Melalui kegiatan ini, Emak Entin menerima bantuan berupa paket sembako dan uang tunai yang diserahkan langsung oleh Kadinsos Cimahi Ahmad Saefullah, Lurah Citeureup Rusli dan perwakilan ASN sebagai bentuk perhatian dan kasih sayang terhadap para lansia.
“Emak Entin adalah bagian dari keluarga besar kami sebagai ‘Indung’ sebutan penuh makna bagi para lansia yang kami dampingi. Setiap bulannya, beliau akan menerima bantuan langsung yang dikumpulkan dari iuran para pegawai. Ini adalah bentuk nyata dari solidaritas dan empati kami,” kata Ahmad.
Kegiatan ini juga dirangkaikan dengan doa bersama, harapan agar Emak Entin senantiasa diberikan kesehatan, umur panjang, dan kehidupan yang lebih baik. Selain bantuan material, perhatian terhadap layanan kesehatan juga menjadi prioritas.
“Kami minta pak lurah untuk memberikan perhatian khusus kepada Ibu Entin dan para lansia lain yang membutuhkan dukungan,” ujarnya.
Ahmad menjelaskan, program ‘Cimahi Nyaah ka Indung’ diharapkan menjadi gerakan kolektif seluruh ASN di Kota Cimahi. Selain sebagai bentuk dukungan terhadap kebijakan Pemerintah Provinsi Jawa Barat.
Sebab, program ini juga merupakan cerminan pengabdian kepada masyarakat, khususnya para lansia yang hidup sendiri dan membutuhkan uluran tangan.
“Seluruh ASN di Kota Cimahi harus ambil bagian dalam program ini. Ini adalah wujud kepekaan sosial kita, bukti bahwa negara hadir di tengah masyarakat yang membutuhkan,” jelasnya.

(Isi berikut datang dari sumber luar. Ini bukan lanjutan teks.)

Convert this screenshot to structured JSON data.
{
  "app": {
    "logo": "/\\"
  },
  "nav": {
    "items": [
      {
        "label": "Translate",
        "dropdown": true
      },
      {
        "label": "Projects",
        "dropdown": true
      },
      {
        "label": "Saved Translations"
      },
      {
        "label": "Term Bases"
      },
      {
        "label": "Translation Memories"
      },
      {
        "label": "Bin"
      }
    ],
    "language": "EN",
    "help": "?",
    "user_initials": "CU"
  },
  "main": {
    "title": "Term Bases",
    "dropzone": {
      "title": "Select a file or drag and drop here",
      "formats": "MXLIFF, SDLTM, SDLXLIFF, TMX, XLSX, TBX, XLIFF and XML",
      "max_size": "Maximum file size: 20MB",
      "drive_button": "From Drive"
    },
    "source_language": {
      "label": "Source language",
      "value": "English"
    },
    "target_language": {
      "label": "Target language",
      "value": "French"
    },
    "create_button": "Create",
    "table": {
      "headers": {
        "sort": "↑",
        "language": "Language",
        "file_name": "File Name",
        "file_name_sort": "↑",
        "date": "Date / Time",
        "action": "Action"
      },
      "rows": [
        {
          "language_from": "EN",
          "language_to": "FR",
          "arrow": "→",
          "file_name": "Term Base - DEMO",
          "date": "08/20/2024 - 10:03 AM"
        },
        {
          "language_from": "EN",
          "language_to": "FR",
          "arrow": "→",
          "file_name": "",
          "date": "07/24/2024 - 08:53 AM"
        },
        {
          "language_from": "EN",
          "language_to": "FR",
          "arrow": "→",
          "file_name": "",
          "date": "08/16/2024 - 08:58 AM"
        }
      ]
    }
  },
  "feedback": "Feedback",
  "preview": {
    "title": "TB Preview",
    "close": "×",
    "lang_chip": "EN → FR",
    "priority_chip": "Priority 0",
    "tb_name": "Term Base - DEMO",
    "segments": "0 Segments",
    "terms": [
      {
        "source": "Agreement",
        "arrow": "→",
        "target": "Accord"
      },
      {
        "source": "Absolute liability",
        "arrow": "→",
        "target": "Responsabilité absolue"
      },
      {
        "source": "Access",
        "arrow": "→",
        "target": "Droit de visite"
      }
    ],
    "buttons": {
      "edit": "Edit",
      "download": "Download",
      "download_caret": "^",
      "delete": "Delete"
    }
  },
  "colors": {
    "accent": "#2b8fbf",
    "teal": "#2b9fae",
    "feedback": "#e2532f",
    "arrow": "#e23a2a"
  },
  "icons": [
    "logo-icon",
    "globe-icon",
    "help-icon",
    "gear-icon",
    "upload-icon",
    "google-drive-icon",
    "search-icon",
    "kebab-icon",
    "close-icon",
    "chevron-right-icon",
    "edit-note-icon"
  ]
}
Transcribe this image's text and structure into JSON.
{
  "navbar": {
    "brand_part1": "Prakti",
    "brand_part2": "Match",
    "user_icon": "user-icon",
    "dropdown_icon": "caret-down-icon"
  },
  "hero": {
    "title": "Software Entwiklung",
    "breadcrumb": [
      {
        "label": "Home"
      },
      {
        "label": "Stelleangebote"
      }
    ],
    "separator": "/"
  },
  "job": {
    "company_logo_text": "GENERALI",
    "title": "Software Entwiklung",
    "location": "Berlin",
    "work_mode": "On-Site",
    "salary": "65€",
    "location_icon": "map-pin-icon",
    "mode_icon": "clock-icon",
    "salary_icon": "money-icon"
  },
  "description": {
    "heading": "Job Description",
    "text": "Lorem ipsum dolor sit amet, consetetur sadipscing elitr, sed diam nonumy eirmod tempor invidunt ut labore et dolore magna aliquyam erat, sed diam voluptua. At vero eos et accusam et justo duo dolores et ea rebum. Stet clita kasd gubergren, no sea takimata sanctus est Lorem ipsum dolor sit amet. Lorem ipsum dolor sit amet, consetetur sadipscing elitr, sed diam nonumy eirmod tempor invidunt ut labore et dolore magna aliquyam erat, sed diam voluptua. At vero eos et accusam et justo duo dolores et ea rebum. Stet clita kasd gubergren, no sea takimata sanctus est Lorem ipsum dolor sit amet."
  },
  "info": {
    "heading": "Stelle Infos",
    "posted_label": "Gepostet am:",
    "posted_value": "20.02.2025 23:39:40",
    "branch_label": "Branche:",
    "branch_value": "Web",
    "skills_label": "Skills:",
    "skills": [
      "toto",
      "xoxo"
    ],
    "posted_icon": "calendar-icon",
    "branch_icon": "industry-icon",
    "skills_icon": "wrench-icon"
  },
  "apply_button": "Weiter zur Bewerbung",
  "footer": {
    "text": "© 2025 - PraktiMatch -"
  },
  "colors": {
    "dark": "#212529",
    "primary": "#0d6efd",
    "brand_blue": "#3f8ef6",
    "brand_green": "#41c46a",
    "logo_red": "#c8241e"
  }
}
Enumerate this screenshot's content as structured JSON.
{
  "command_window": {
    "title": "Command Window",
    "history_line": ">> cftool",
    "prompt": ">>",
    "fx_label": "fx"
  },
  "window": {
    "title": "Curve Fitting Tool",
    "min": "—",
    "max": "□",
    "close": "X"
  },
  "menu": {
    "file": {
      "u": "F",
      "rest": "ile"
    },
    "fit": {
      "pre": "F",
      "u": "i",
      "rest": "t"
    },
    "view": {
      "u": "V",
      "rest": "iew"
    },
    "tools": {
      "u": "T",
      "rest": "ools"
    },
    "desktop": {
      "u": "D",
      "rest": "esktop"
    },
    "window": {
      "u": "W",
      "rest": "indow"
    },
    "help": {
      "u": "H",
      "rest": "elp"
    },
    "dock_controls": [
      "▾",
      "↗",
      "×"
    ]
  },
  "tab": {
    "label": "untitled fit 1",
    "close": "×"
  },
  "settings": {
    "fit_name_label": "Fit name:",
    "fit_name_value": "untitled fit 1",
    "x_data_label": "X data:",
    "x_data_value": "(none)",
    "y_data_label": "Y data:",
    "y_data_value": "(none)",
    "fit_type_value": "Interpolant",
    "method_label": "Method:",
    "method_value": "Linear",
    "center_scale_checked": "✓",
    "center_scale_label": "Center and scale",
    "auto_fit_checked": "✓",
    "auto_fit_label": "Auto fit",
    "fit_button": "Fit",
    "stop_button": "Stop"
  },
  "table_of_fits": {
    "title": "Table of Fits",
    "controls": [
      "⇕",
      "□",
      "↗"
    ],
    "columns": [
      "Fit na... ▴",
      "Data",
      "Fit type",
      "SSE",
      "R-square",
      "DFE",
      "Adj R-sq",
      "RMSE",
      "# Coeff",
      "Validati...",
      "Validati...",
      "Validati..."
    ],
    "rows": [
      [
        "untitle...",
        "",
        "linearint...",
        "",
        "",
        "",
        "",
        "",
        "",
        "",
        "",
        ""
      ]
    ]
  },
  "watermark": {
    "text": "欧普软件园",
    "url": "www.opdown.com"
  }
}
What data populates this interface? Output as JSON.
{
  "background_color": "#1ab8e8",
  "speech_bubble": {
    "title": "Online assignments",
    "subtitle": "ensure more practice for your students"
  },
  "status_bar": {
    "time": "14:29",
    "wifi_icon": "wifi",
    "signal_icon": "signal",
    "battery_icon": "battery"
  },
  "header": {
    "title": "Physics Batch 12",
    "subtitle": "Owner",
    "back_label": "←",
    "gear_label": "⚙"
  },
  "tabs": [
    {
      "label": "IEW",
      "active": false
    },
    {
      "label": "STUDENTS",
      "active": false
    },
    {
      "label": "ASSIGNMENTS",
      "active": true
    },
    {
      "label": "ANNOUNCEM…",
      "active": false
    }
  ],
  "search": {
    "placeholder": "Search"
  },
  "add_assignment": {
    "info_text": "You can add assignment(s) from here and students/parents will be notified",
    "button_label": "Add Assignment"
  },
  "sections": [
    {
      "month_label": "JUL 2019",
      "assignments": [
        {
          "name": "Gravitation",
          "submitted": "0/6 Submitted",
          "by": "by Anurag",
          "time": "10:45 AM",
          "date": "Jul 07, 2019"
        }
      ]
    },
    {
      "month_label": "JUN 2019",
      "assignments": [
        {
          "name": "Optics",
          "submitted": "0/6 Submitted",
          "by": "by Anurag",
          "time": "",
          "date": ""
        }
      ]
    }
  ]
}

Melalui kegiatan seperti ini, pihaknya berharap semangat gotong royong dan nilai-nilai kemanusiaan terus tumbuh dan menjadi budaya kerja di lingkungan pemerintahan.
“Sehingga menjadikan Cimahi sebagai kota yang ramah dan peduli terhadap para lansia,” ucapnya.
Entin mengatakan, sebagai penerima manfaat dirinya sangat berterima kasih atas bantuan yang diberikan kepada dirinya yang sangat membantu sekali.
“Abdi mah ukur jalmi nu teu aya nanaon, mugia rejekina sing langkung seueur. Sing salamet dunya akhirat (Saya hanya orang yang tidak punya apa-apa, mudah-mudahan rezekinya kian melimpah, selamat dunia akhirat,” katanya.
Tak cuma itu, Entin juga mendoakan anak-anaknya agar menjadi putra yang baik, jujur dan sehat. Dirinya berharap, anak-anaknya ke depan mendapat kehidupan yang lebih baik dan penuh kebahagiaan.
Jika hal ini merupakan cita-cita semuanya, semoga Allah mengabulkan dan membalasnya dengan keselamatan di dunia dan akhirat.
“Mugia anu masrahkeun bantuan ogé, dipaparin panjang yuswa, kasehatan, jeung berkah ku Gusti Nu Maha Kawasa. (Semoga yang memberikan bantuan juga diberikan usia panjang, kesehatan dan keberkahan oleh Allah yang Maha Kuasa,” katanya. (Gani Abdul Rahman)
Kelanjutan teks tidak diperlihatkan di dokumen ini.